The French investigation strongly points toward Coulibaly telling the truth: all of the evidence showing how the Charlie Hebdo attack was brought off—the weapons-suppliers in the network, the financial flows—“led up to Amedy Coulibaly”; none of it led to the Kouachis.
So, why did Chérif, when contacted by BFMTV, say: “I was sent … by Al-Qaeda of Yemen” (AQAP) and, “I went over there and it was Anwar al-Awlaki who financed me”? This was not completely outlandish: Chérif had been to Yemen, in 2011, and apparently received training and $20,000 from AQAP—though it was unclear what, if any, contact he had with the group after that.
It is possible that the Kouachis had defected to IS and chose to muddy the waters; the logic of this is not readily apparent.

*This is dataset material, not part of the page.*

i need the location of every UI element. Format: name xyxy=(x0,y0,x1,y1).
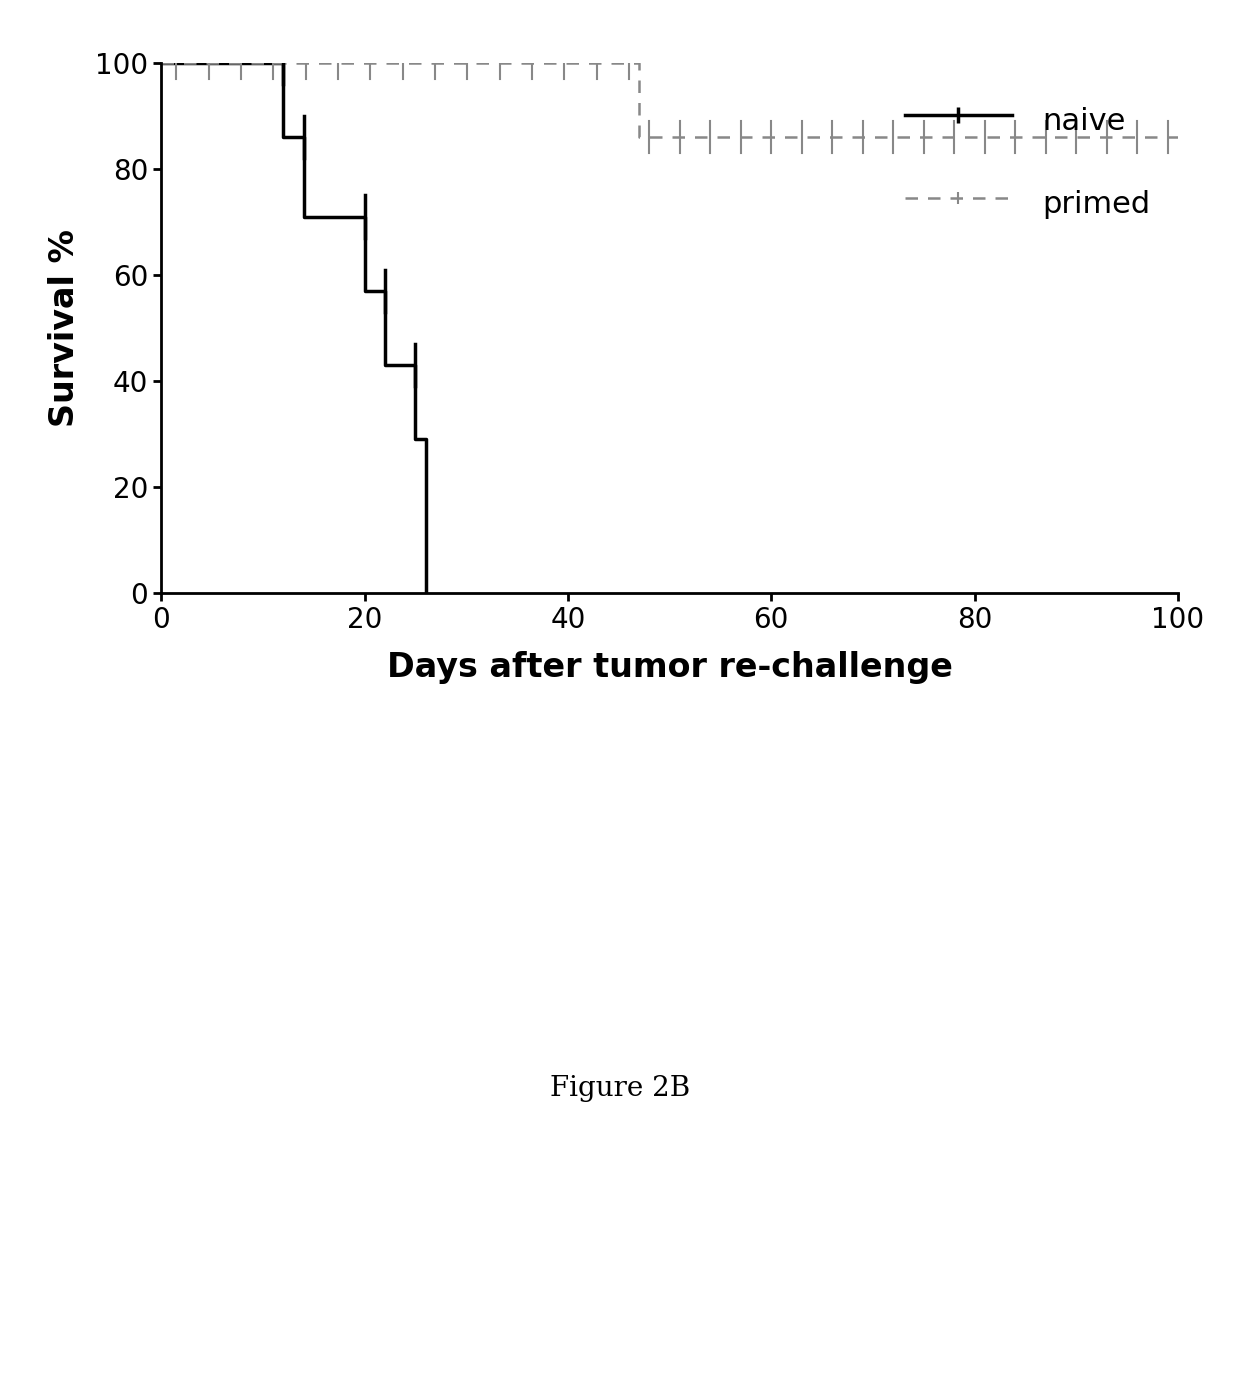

It is possible that at least Chérif knew it was an IS-enabled operation but was telling the truth about the Kouachis’ allegiance to AQAP and was playing some complicated game to try to tamp down the murderous strife between the two groups that had taken hold in Syria a year earlier—to reunite IS and Al-Qaeda at least against the common Western enemy. In that case, this was simply a freak event where personal relationships overcame ideological schism. The problem with this, even if it is assumed that the Kouachis knew that Coulibaly was an IS agent and were okay with having their operation underwritten by a group that regards Al-Qaeda as heretical, is that Coulibaly was a true IS believer, and, to coin a phrase, IS does not share power.
On the basis of the known dynamics within the network—with Coulibaly in receipt of the money from IS and in control of the weapons flow due to his arms dealer contacts from his criminal days—it seems far more likely that Ayei is correct: Coulibaly was driving the plot and manipulating the Kouachis, neither of whom mentioned Coulibaly and may not have known where his allegiance lay.
The broader context points to IS, too: January 2015 is more than four years after Al-Qaeda’s last demonstrable foreign attack attempt,2 at a time when Al-Qaeda was attempting to use IS as a foil to rebrand as a more reasonable actor, focused on the protection of Muslims rather than random violence against Western civilians, and right as IS’s global attacks campaign was hitting its stride.
Post has been updated
REFERENCES
Aaron Zelin (2020), Your Sons Are at Your Service: Tunisia's Missionaries of Jihad, p. 229.
There is a claim AQAP was preparing an attack in the spring of 2012, but when examined it rather dissipates.